Knowing that $p$ is prime and $n$ is a natural number show that $$n^{41}\equiv n\bmod 55$$ using Fermat's little theorem $$n^p\equiv n\bmod p$$
If the exercise was to show that $$n^{41}\equiv n\bmod 11$$ I would just rewrite $n^{41}$ as a power of $11$ and would easily prove that the congruence is true in this case but I cannot apply the same logic when I have $\bmod55$ since $n^{41}$ cannot be written as power of $55$.
Any hint?
On
You have two Fermat's Little Theorem results that you can use:
$$n^5 \equiv n \bmod 5 \\ n^{11} \equiv n \bmod 11 $$
Then successive application of these - for example, $n^9 \equiv n^5n^4 \equiv n\cdot n^4 \equiv n^5 \equiv n \bmod 5$ - gives
$$n^{41} \equiv n \bmod 5 \\ n^{41} \equiv n \bmod 11 $$
And the Chinese reminder theorem gives
$$n^{41} \equiv n \bmod 55 $$
as required.
(Note that you can also show $n^{21} \equiv n \bmod 55$, foreshadowing Carmichael's theorem)
On
We have
mod $\ \ 5:\quad$ $n^{41} \equiv (n^8)^5n \equiv n^8 n \equiv n^9 \equiv n^5 n^4 \equiv n n ^4 \equiv n^5 \equiv n$
mod $11:\quad$ $n^{41} \equiv (n^3)^{11} n^8 \equiv n^3 n^8 \equiv n^{11} \equiv n$
Now apply the Chinese reminder theorem.
On
Since $n^{10} \equiv 1 \pmod{11}$ Then $n^{10\cdot k} \equiv 1 \pmod{11}$
Thus for $k=4 \Rightarrow n^{40} \equiv 1 \pmod{11}$ then $n \equiv n^{41} \pmod{11}$ (using Fermat Little's).

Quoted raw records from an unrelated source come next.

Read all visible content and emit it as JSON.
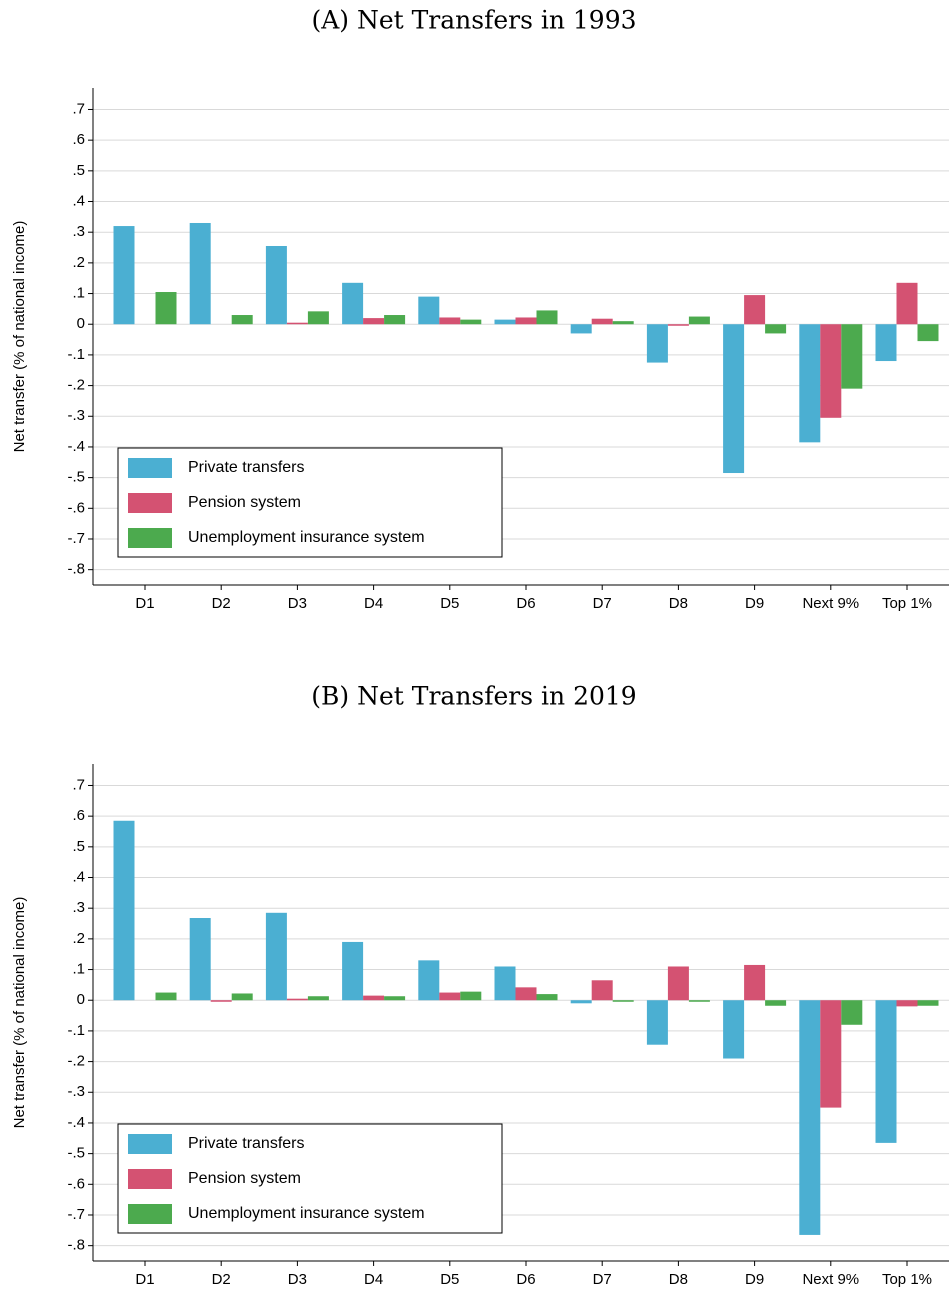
{
  "chart_data": [
    {
      "type": "bar",
      "title": "(A) Net Transfers in 1993",
      "y_label": "Net transfer (% of national income)",
      "categories": [
        "D1",
        "D2",
        "D3",
        "D4",
        "D5",
        "D6",
        "D7",
        "D8",
        "D9",
        "Next 9%",
        "Top 1%"
      ],
      "series": [
        {
          "name": "Private transfers",
          "color": "#4bafd2",
          "values": [
            0.32,
            0.33,
            0.255,
            0.135,
            0.09,
            0.015,
            -0.03,
            -0.125,
            -0.485,
            -0.385,
            -0.12
          ]
        },
        {
          "name": "Pension system",
          "color": "#d45272",
          "values": [
            0,
            0,
            0.005,
            0.02,
            0.022,
            0.022,
            0.018,
            -0.005,
            0.095,
            -0.305,
            0.135
          ]
        },
        {
          "name": "Unemployment insurance system",
          "color": "#4caa4e",
          "values": [
            0.105,
            0.03,
            0.042,
            0.03,
            0.015,
            0.045,
            0.01,
            0.025,
            -0.03,
            -0.21,
            -0.055
          ]
        }
      ],
      "ylim": [
        -0.85,
        0.77
      ],
      "yticks": [
        {
          "value": -0.8,
          "label": "-.8"
        },
        {
          "value": -0.7,
          "label": "-.7"
        },
        {
          "value": -0.6,
          "label": "-.6"
        },
        {
          "value": -0.5,
          "label": "-.5"
        },
        {
          "value": -0.4,
          "label": "-.4"
        },
        {
          "value": -0.3,
          "label": "-.3"
        },
        {
          "value": -0.2,
          "label": "-.2"
        },
        {
          "value": -0.1,
          "label": "-.1"
        },
        0,
        {
          "value": 0.1,
          "label": ".1"
        },
        {
          "value": 0.2,
          "label": ".2"
        },
        {
          "value": 0.3,
          "label": ".3"
        },
        {
          "value": 0.4,
          "label": ".4"
        },
        {
          "value": 0.5,
          "label": ".5"
        },
        {
          "value": 0.6,
          "label": ".6"
        },
        {
          "value": 0.7,
          "label": ".7"
        }
      ],
      "grid": true,
      "legend": "bottom-left"
    },
    {
      "type": "bar",
      "title": "(B) Net Transfers in 2019",
      "y_label": "Net transfer (% of national income)",
      "categories": [
        "D1",
        "D2",
        "D3",
        "D4",
        "D5",
        "D6",
        "D7",
        "D8",
        "D9",
        "Next 9%",
        "Top 1%"
      ],
      "series": [
        {
          "name": "Private transfers",
          "color": "#4bafd2",
          "values": [
            0.585,
            0.268,
            0.285,
            0.19,
            0.13,
            0.11,
            -0.01,
            -0.145,
            -0.19,
            -0.765,
            -0.465
          ]
        },
        {
          "name": "Pension system",
          "color": "#d45272",
          "values": [
            0,
            -0.005,
            0.005,
            0.015,
            0.025,
            0.042,
            0.065,
            0.11,
            0.115,
            -0.35,
            -0.02
          ]
        },
        {
          "name": "Unemployment insurance system",
          "color": "#4caa4e",
          "values": [
            0.025,
            0.022,
            0.013,
            0.013,
            0.028,
            0.02,
            -0.005,
            -0.005,
            -0.018,
            -0.08,
            -0.018
          ]
        }
      ],
      "ylim": [
        -0.85,
        0.77
      ],
      "yticks": [
        {
          "value": -0.8,
          "label": "-.8"
        },
        {
          "value": -0.7,
          "label": "-.7"
        },
        {
          "value": -0.6,
          "label": "-.6"
        },
        {
          "value": -0.5,
          "label": "-.5"
        },
        {
          "value": -0.4,
          "label": "-.4"
        },
        {
          "value": -0.3,
          "label": "-.3"
        },
        {
          "value": -0.2,
          "label": "-.2"
        },
        {
          "value": -0.1,
          "label": "-.1"
        },
        0,
        {
          "value": 0.1,
          "label": ".1"
        },
        {
          "value": 0.2,
          "label": ".2"
        },
        {
          "value": 0.3,
          "label": ".3"
        },
        {
          "value": 0.4,
          "label": ".4"
        },
        {
          "value": 0.5,
          "label": ".5"
        },
        {
          "value": 0.6,
          "label": ".6"
        },
        {
          "value": 0.7,
          "label": ".7"
        }
      ],
      "grid": true,
      "legend": "bottom-left"
    }
  ]
}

For modulus $55$ you can use the fact that $55=11.5$ so:
$n^{11} \equiv n \pmod{11}$ and $n^{5} \equiv n \pmod 5$
Then regroup using CRT for modulo $55$:
$45n + 11n \equiv 56n \equiv n \pmod{55}$
You use the Chinese Remainder Theorem:
$$\begin{equation} \begin{cases} n^{41}\equiv n \mod(11)\\n^{41}\equiv n \mod(5) \end{cases} \end{equation}$$
Now you can apply the Fermat's little theorem, using the fact that $n^{\phi(n)}\equiv1 \mod(p)$ (Euler's Theorem) to obtain:
$$\begin{equation} \begin{cases} n^{4\phi(11)+1}\equiv n \mod(11)\\n^{10\phi(5)+1}\equiv n \mod(5) \end{cases} \end{equation}$$
$$\begin{equation} \begin{cases} n^{4\cdot10+1}\equiv n \mod(11)\\n^{10\cdot4+1}\equiv n \mod(5) \end{cases} \end{equation}$$
Which gives you the result.